Antifa members are therefore only doing what they have been taught all along, getting rid of a cancer called the United States.
This connection between Antifa and the teaching profession is so profound some insist the majority of those hidden behind the black masks are indeed teachers. Others, needless to say including the liberal media, have denied this.
It’s impossible to know for certain. Antifa, like some Islamic terror groups, does not have a formal leadership structure; why would they need it? They also don’t keep records.
This, however, is probably a case where the cliché about smoke and fire applies. Whether Antifa is 50 percent teachers or 20 percent teachers, it’s a lot of teachers.
Any reader of websites like The College Fix or Campus Reform can see the extent to which almost all our schools have their tentacles buried deeply into the supposed social justice causes espoused more militantly in the streets by Antifa.
The governors and mayors of the localities where the riots are taking place are themselves the products of the same educational institutions. This may account in part for their reluctance to crack down. Some part of them is identifying with the rioters.

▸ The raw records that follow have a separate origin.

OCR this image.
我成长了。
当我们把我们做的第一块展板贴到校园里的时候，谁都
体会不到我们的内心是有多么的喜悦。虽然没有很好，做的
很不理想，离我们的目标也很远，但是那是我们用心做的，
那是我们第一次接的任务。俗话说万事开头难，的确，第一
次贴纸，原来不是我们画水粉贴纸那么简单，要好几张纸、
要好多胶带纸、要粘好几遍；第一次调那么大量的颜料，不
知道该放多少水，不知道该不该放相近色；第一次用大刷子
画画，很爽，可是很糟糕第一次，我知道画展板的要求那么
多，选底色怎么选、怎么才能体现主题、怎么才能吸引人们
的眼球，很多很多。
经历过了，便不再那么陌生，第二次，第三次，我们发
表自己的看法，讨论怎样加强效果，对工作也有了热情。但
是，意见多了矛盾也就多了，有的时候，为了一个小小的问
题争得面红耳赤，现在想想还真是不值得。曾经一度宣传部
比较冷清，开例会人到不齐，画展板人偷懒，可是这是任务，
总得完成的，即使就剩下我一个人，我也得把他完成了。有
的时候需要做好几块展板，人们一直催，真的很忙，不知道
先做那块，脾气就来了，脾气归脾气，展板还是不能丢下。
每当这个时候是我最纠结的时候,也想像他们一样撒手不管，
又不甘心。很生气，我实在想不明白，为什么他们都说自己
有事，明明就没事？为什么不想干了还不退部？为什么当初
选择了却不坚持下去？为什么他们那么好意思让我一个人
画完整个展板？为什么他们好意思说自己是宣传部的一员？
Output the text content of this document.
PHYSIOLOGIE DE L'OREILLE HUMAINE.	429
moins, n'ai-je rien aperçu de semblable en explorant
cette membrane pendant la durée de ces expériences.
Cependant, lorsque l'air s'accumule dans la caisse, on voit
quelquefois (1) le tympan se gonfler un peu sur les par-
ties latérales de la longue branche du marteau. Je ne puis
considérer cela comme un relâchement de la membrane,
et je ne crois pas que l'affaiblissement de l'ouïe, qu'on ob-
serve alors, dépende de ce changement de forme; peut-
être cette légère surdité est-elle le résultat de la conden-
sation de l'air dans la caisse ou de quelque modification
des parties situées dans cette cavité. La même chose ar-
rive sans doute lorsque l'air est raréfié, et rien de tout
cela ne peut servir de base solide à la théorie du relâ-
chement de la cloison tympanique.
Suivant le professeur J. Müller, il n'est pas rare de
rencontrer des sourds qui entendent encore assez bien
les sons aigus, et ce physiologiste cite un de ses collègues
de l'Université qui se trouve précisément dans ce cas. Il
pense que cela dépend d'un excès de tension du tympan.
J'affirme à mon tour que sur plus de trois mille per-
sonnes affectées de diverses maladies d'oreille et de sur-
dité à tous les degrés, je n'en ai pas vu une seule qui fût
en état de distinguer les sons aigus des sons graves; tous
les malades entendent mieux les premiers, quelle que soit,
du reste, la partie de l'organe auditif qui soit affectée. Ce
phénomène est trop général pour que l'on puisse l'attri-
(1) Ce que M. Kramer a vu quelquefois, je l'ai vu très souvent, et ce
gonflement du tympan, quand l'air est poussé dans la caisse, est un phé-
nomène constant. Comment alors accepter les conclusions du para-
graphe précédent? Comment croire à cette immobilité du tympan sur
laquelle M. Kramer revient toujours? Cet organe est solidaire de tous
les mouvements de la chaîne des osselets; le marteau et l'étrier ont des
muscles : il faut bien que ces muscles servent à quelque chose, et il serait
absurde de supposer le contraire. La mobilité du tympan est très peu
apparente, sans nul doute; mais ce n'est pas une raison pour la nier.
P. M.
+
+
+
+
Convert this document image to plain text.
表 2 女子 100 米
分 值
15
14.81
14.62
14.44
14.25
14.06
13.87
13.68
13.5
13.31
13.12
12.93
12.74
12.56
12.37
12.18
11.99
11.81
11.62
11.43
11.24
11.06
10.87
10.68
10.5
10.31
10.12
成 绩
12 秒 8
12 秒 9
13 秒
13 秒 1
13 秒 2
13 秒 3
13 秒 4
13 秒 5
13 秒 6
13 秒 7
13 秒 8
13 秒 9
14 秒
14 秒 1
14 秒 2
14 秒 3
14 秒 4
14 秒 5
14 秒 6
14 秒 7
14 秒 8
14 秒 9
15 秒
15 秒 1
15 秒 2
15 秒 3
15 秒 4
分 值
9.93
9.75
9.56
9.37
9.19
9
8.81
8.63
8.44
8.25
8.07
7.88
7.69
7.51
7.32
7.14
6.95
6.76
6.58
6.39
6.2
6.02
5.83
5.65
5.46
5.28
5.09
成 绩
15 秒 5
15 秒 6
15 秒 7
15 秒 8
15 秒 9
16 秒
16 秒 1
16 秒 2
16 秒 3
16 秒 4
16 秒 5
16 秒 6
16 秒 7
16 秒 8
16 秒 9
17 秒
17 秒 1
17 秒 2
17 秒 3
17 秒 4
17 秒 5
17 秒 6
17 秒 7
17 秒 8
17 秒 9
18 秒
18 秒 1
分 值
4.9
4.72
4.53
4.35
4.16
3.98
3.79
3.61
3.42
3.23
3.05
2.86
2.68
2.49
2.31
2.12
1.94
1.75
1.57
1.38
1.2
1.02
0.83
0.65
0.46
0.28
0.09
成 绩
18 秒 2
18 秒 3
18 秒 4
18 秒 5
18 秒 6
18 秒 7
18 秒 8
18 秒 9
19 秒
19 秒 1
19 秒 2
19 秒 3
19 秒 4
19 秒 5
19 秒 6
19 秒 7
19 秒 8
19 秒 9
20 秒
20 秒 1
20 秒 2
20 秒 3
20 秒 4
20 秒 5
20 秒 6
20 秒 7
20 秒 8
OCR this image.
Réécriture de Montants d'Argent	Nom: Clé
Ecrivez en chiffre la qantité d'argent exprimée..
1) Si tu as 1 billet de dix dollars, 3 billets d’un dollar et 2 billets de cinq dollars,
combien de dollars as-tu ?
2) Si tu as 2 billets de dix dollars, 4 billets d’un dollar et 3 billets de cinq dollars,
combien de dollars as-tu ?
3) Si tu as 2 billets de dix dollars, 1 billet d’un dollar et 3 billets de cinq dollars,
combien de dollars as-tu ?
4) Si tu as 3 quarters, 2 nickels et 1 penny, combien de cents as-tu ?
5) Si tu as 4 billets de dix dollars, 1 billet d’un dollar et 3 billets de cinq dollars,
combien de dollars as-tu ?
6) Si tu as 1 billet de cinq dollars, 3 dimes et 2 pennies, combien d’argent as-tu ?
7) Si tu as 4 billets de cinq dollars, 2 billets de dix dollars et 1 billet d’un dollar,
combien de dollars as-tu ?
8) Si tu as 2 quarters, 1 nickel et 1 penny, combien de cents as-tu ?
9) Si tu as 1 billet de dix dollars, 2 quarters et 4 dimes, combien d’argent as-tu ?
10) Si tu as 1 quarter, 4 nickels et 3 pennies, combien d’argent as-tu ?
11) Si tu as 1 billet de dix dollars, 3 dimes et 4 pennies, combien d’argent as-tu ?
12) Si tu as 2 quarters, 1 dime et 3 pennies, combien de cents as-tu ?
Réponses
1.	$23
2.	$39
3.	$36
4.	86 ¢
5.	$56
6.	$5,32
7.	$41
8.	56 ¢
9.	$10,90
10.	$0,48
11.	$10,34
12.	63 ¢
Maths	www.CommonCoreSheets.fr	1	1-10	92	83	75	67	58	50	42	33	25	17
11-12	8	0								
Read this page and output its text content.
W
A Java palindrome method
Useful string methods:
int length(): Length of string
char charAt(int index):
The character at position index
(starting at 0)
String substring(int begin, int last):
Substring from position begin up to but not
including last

They want to burn it down, no matter if the violent protests lead to the renaming of this country as New Venezuela, figuratively and literally.
Antifa is an excruciating public manifestation of a very deep infection that has metastasized throughout our society from the schools.
It will only get worse if we don’t change our educational system—pronto.
Ironically, the beginnings of this change are one of the few, perhaps the only, good things to emanate from the pandemic.
With schools shut or online, many are evaluating whether the system serves our young people, practically (in terms of careers) or ideologically.
What kind of education is it when 95 percent of college professors vote Democrat, and mostly left Democrat at that?
Viewpoint diversity, anyone? Shall I home school my child? Shall I send him or her to college so they can come back Thanksgiving in an Antifa t-shirt and accuse me of being a capitalist pig when I just spent fifty grand for their tuition?
Something is wrong with this picture.
Change is undoubtedly coming. As a wise man once said, “Faster, please.” I don’t know about you, but I’m sick of mush brains throwing fire bombs at police stations.